Две жизни. Часть IV - стр. 29
– Левушка, я рядом с вами. Не забудьте включить в свое защитное звено, – шепнула она мне.
– Я не знаю, как это сделать, – ответил я ей, пожимая ее горячую нервную руку.
– Между мной и собой поставьте образ Флорентийца. И в каждое действие вашей мысли и сердца включайте меня, думая «мы», а не «я», – ответила она, продолжая держать меня своей горячей рукой и точно сливая свою силу с моим существом.
Так мы и вошли в трапезную рука об руку. Я ощущал ее сейчас как сестру, ближе которой не имел, как мать, покровительницу и защитницу, которой в жизни своей не знал.
Сердце мое билось сильно, радостно, точно я шел не в дом страданья, о котором говорил Франциск, но на пир Жизни и Света. Перед И. и настоятелем два старых брата в длинных белых одеждах распахнули настежь высокие и широкие двери трапезной, и мы вошли в огромный зал, заставленный длинными и узкими столами, за которыми сидели люди, вставшие с мест при нашем появлении и приветствовавшие нас глубоким поклоном.
Первый от входа стол был наполовину пуст. Остановившись подле него, настоятель поклонился И., приглашая его занять первое место справа. Нас с Андреевой он усадил подле И., остальных разместил так, что Никито и Ясса были последними, соприкасавшимися непосредственно с обитателями Общины и представлявшими из себя как бы барьер между ними и нами. Пока мы размещались по указанным нам местам, все наполнявшие трапезную продолжали стоять.

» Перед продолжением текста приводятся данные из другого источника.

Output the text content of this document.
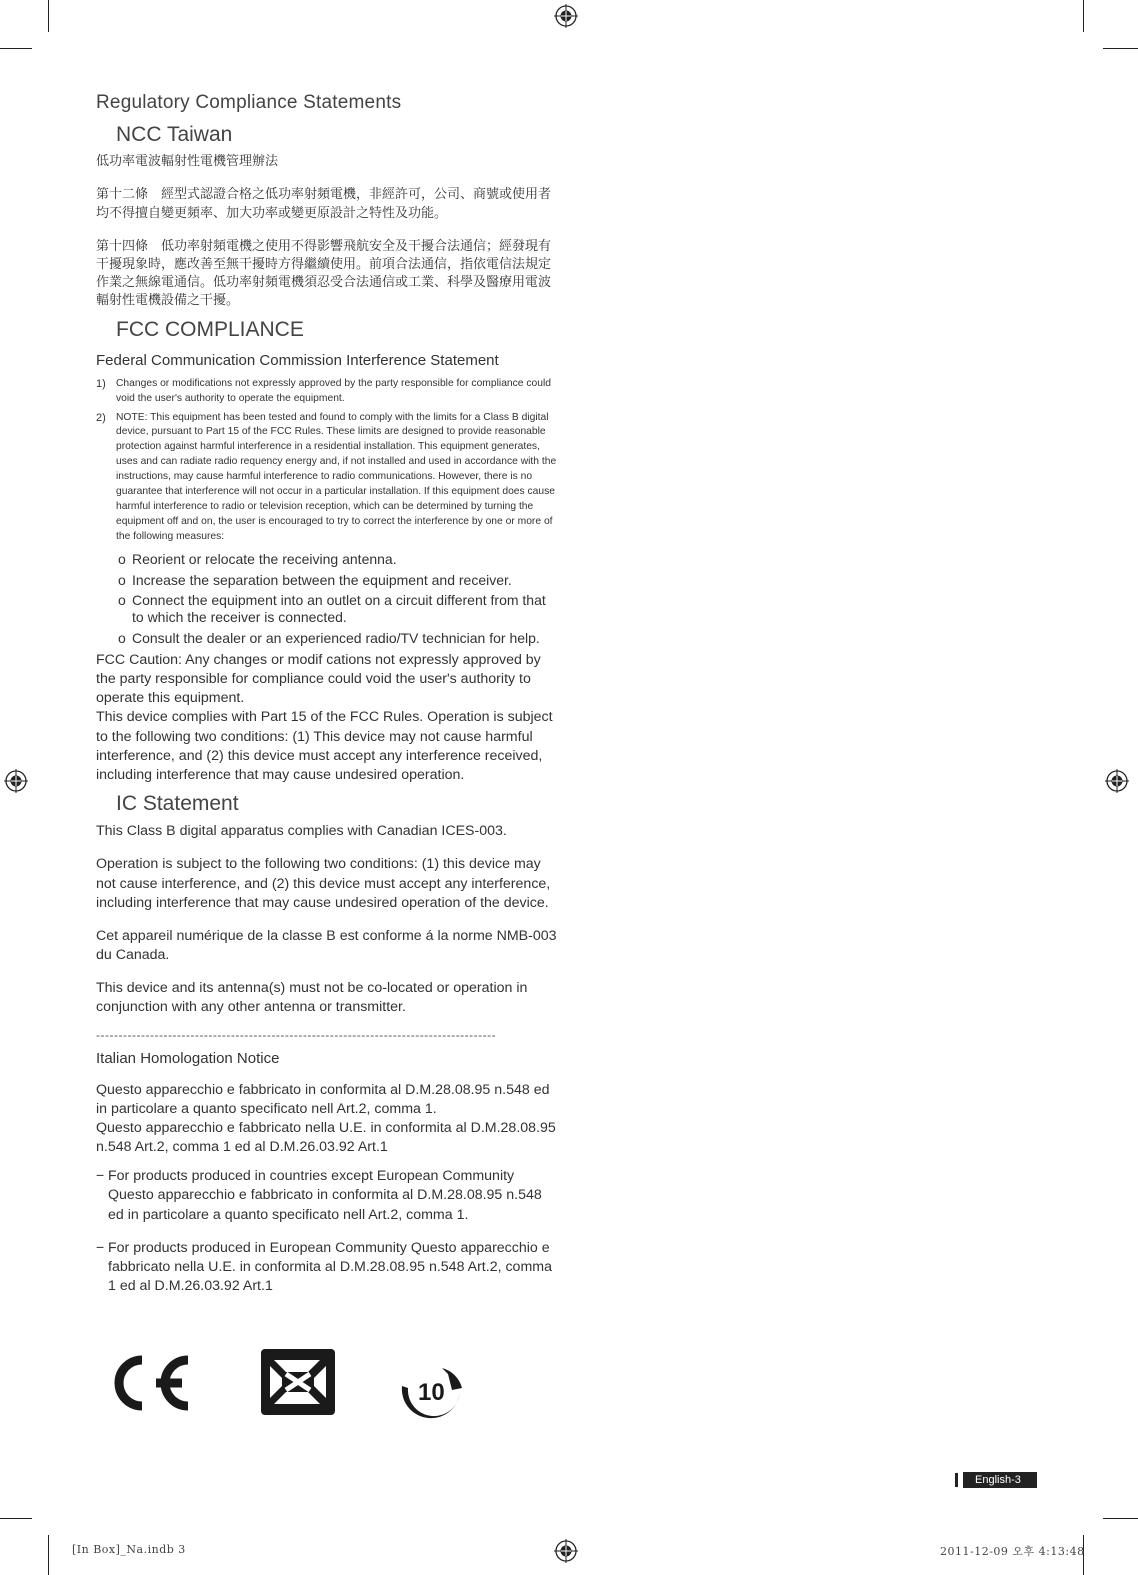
Regulatory Compliance Statements
NCC Taiwan

低功率電波輻射性電機管理辦法

第十二條　經型式認證合格之低功率射頻電機，非經許可，公司、商號或使用者均不得擅自變更頻率、加大功率或變更原設計之特性及功能。

第十四條　低功率射頻電機之使用不得影響飛航安全及干擾合法通信；經發現有干擾現象時，應改善至無干擾時方得繼續使用。前項合法通信，指依電信法規定作業之無線電通信。低功率射頻電機須忍受合法通信或工業、科學及醫療用電波輻射性電機設備之干擾。

FCC COMPLIANCE
Federal Communication Commission Interference Statement
1) Changes or modifications not expressly approved by the party responsible for compliance could void the user's authority to operate the equipment.
2) NOTE: This equipment has been tested and found to comply with the limits for a Class B digital device, pursuant to Part 15 of the FCC Rules. These limits are designed to provide reasonable protection against harmful interference in a residential installation. This equipment generates, uses and can radiate radio requency energy and, if not installed and used in accordance with the instructions, may cause harmful interference to radio communications. However, there is no guarantee that interference will not occur in a particular installation. If this equipment does cause harmful interference to radio or television reception, which can be determined by turning the equipment off and on, the user is encouraged to try to correct the interference by one or more of the following measures:
o Reorient or relocate the receiving antenna.
o Increase the separation between the equipment and receiver.
o Connect the equipment into an outlet on a circuit different from that to which the receiver is connected.
o Consult the dealer or an experienced radio/TV technician for help.

FCC Caution: Any changes or modif cations not expressly approved by the party responsible for compliance could void the user's authority to operate this equipment.

This device complies with Part 15 of the FCC Rules. Operation is subject to the following two conditions: (1) This device may not cause harmful interference, and (2) this device must accept any interference received, including interference that may cause undesired operation.

IC Statement

This Class B digital apparatus complies with Canadian ICES-003.

Operation is subject to the following two conditions: (1) this device may not cause interference, and (2) this device must accept any interference, including interference that may cause undesired operation of the device.

Cet appareil numérique de la classe B est conforme á la norme NMB-003 du Canada.

This device and its antenna(s) must not be co-located or operation in conjunction with any other antenna or transmitter.

-----------------------------------------------------------------------------------------
Italian Homologation Notice

Questo apparecchio e fabbricato in conformita al D.M.28.08.95 n.548 ed in particolare a quanto specificato nell Art.2, comma 1.

Questo apparecchio e fabbricato nella U.E. in conformita al D.M.28.08.95 n.548 Art.2, comma 1 ed al D.M.26.03.92 Art.1

− For products produced in countries except European Community Questo apparecchio e fabbricato in conformita al D.M.28.08.95 n.548 ed in particolare a quanto specificato nell Art.2, comma 1.
− For products produced in European Community Questo apparecchio e fabbricato nella U.E. in conformita al D.M.28.08.95 n.548 Art.2, comma 1 ed al D.M.26.03.92 Art.1
10
English-3
[In Box]_Na.indb 3	2011-12-09 오후 4:13:48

Настоятель поднял правую руку, благословил всех, отдал свой посох келейнику и занял свое место за узким концом стола, с которого ему были видны все находившиеся в зале.
Когда Раданда и И. опустились на свои места, все присутствующие еще раз поклонились им, сели и несколько братьев стали одновременно подавать пищу на все столы. Как все здесь разнилось от Общины Али! Там слышались смех и веселый говор, здесь царила гробовая, торжественная тишина. Там на столы, покрытые белоснежными скатертями, уставленные благоухающими цветами, подавалась разнообразная пища, которую каждый брал себе сам, сколько и как хотел. Здесь столы были тоже белоснежны, из пальмового дерева, чисто вымытые и отлично отполированные, но ничем не покрытые. Возле каждого человека стояла деревянная тарелочка с хлебом вроде хлебцов Дартана, лежала деревянная ложка и небольшая бумажная салфетка. Братья-подавальщики ставили каждому мисочку, не особенно большую, глиняную, с похлебкой.
Пока настоятель не взял ложку в руку и не начал есть, никто не прикасался к пище. Боясь совершить какую-либо бестактность, я смотрел на И., рядом с которым сидел, и ел только тогда, когда видел, что он ест. Признаться, когда мы шли в трапезную, у меня разыгрывался аппетит. Но сейчас, увидев столь непривычную для меня обстановку, я был бы рад совсем не отвлекаться вниманием на еду. Мне теперь казалось, что я совсем не хочу есть, так я был поглощен морем необычайных человеческих фигур, среди которых очутился.